[comp.ai.digest] religious experience and cognitive science

ayl%hutds.hut.fi@FINGATE.BITNET (Antti Ylikoski) (09/06/88)

Date: Sat, 3 Sep 88 19:32 EDT
From: Antti Ylikoski <ayl%hutds.hut.fi%FINGATE.BITNET@MITVMA.MIT.EDU>
To: AIList@AI.AI.MIT.EDU
Subject: religious experience and cognitive science
cc: ayl@hutds.hut.fi

It seems that one of the main arguments against "religious knowledge" is
the subjectivity of religious experience.  But when a scientist carries
out an experiment then he gets out of it subjective experiences such as
the act of perceiving the position of a pointer on the scale of a
milliamperemeter.

Knowledge which has been derived from experience is usually considered
reliable if:

a) the experience has taken place under circumstances which are known,
are described by the experimenter, and are known to produce reliable
results

b) the experience is repeatable; it is described by the experimenter and
can be carried out by others, and when they do this they get the same
results.

Religious experience is repeatable, I would claim.  I have read
descriptions written by evangelist Christians involving their
experiences, and they are very similar.

Whether religious experiences can be considered to take place "under
circumstances which produce reliable results" is less evident.  I have
played with the idea that one could collect a large number of people
representing various religions and study them and their religious behaviour
and experiences with the methods of experimental psychology, trying to
exclude the possibilities of hallucination, bad mental health, cheating
and so forth.  This would produce scientific data either confirming or
not confirming the "reality" of religious experience.

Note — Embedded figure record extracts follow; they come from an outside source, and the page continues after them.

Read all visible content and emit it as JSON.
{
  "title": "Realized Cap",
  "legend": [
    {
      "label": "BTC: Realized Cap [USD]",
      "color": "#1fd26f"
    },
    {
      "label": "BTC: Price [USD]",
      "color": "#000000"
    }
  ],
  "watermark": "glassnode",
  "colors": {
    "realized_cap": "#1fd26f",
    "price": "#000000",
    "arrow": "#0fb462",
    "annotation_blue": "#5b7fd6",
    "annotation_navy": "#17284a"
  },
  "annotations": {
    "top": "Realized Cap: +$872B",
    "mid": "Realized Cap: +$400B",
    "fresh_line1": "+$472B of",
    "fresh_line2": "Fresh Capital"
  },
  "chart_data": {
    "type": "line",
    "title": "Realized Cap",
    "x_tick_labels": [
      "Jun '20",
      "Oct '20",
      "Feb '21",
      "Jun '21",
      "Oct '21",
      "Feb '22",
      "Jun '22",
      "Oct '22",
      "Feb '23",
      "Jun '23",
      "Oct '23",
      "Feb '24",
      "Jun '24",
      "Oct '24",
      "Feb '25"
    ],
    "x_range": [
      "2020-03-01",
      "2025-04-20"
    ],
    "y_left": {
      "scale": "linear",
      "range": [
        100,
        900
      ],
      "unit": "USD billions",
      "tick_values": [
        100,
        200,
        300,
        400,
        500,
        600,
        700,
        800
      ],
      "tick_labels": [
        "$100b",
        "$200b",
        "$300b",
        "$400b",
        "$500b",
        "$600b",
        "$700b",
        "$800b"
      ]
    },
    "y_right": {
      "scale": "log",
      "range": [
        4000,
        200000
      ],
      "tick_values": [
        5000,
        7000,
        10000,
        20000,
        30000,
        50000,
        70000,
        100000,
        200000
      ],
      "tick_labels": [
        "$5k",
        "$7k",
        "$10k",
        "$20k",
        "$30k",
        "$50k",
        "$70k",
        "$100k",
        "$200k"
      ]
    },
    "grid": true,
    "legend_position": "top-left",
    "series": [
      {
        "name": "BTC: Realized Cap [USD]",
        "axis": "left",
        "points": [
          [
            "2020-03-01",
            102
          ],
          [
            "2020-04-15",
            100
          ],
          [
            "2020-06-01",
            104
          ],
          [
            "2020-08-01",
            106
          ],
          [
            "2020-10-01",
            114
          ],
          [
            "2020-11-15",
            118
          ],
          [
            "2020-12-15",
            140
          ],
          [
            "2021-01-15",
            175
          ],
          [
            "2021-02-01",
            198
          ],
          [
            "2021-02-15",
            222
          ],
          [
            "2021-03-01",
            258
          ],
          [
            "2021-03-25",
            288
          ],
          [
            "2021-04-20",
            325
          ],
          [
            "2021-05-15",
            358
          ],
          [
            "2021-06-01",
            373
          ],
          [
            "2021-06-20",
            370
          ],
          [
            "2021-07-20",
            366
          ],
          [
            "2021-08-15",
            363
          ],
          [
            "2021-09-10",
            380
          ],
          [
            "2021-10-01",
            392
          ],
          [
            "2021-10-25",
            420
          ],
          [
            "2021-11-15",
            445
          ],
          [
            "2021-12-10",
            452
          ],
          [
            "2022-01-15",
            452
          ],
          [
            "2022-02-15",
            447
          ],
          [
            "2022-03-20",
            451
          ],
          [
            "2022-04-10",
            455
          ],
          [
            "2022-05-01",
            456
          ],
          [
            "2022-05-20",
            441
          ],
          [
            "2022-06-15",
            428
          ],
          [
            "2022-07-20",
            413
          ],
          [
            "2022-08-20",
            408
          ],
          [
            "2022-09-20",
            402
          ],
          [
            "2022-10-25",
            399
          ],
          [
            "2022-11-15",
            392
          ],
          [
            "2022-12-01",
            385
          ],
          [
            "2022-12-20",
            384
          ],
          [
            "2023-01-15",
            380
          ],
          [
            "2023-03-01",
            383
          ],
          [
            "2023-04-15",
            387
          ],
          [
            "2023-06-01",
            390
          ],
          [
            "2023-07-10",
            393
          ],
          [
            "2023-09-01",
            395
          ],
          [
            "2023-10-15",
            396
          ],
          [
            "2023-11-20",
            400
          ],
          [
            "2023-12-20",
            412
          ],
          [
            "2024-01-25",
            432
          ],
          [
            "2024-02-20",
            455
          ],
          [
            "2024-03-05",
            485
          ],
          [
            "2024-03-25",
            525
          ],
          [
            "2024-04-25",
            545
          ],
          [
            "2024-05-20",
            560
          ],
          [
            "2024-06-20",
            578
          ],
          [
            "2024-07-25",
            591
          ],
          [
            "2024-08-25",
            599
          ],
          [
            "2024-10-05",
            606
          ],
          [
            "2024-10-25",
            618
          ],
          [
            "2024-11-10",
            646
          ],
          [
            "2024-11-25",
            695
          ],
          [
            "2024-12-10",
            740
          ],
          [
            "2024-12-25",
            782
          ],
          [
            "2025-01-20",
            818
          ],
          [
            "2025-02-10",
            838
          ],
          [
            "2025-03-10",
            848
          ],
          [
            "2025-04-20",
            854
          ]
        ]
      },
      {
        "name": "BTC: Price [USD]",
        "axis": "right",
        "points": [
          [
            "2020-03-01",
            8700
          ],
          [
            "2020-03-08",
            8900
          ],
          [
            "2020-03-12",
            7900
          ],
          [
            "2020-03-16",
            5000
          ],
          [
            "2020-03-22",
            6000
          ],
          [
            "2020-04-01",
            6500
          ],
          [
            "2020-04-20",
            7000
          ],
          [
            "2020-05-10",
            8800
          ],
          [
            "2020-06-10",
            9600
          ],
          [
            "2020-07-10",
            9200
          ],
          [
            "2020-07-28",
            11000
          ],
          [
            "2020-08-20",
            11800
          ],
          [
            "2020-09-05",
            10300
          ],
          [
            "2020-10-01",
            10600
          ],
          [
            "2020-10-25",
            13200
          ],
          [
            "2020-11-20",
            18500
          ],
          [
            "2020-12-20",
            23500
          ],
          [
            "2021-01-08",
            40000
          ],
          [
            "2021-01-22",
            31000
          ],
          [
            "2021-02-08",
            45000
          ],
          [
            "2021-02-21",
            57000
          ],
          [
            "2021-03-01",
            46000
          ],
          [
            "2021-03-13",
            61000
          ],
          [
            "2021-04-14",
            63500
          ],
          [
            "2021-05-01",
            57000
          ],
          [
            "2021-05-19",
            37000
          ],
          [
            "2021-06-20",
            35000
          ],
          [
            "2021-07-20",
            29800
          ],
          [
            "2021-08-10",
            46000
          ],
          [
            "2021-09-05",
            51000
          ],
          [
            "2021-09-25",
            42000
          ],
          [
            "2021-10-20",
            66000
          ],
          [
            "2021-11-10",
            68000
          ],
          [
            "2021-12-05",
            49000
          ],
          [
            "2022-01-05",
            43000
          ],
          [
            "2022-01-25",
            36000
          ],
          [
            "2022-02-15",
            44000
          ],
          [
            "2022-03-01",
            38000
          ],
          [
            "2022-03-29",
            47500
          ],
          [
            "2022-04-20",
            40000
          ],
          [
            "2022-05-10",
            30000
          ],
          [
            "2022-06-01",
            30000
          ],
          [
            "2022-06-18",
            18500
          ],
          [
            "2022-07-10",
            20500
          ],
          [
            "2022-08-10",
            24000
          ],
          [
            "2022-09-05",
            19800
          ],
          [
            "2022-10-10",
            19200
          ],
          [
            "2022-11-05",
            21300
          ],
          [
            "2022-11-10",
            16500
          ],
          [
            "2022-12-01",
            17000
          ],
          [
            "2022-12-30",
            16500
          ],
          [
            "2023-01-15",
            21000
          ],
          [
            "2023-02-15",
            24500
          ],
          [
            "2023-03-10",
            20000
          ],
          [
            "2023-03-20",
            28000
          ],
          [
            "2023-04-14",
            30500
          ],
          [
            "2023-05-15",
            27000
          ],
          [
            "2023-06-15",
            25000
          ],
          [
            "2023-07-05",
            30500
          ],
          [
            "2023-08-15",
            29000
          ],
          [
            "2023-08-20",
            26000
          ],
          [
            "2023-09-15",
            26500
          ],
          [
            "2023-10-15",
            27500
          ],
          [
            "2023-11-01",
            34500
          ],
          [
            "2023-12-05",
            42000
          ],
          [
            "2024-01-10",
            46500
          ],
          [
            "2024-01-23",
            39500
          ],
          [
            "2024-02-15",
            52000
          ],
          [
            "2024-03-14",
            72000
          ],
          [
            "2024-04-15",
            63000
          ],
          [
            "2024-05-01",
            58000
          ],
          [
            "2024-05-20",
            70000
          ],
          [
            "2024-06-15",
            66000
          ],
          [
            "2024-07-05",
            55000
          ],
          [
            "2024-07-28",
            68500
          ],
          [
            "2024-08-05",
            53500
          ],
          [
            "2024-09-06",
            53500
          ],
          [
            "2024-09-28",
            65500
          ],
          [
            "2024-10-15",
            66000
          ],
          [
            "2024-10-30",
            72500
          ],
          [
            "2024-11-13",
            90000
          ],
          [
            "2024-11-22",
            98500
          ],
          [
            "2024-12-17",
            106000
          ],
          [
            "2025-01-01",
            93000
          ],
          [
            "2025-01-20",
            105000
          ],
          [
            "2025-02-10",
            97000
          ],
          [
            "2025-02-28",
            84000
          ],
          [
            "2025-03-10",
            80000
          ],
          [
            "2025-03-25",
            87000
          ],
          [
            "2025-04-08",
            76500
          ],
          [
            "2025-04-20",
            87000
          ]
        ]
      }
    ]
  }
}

I would guess that the experiment proposed above would indicate that
religious experience is real.  More than a decade ago, I read a book on
popularized science and found the statement that the
electroenchephalograms of people that have regularly practiced Zen
meditation for a long time are different from those of ordinary people;
they have more theta waves.  Thus, Zen experience is scientifically
observable even at the neurological level.  (It is not certain whether I
can find the reference any more.)

I'm dreaming of the day when Cognitive Science can say facts about
religious experience with the same level of detail and reliability as
cognitive scientists nowadays know the human vision.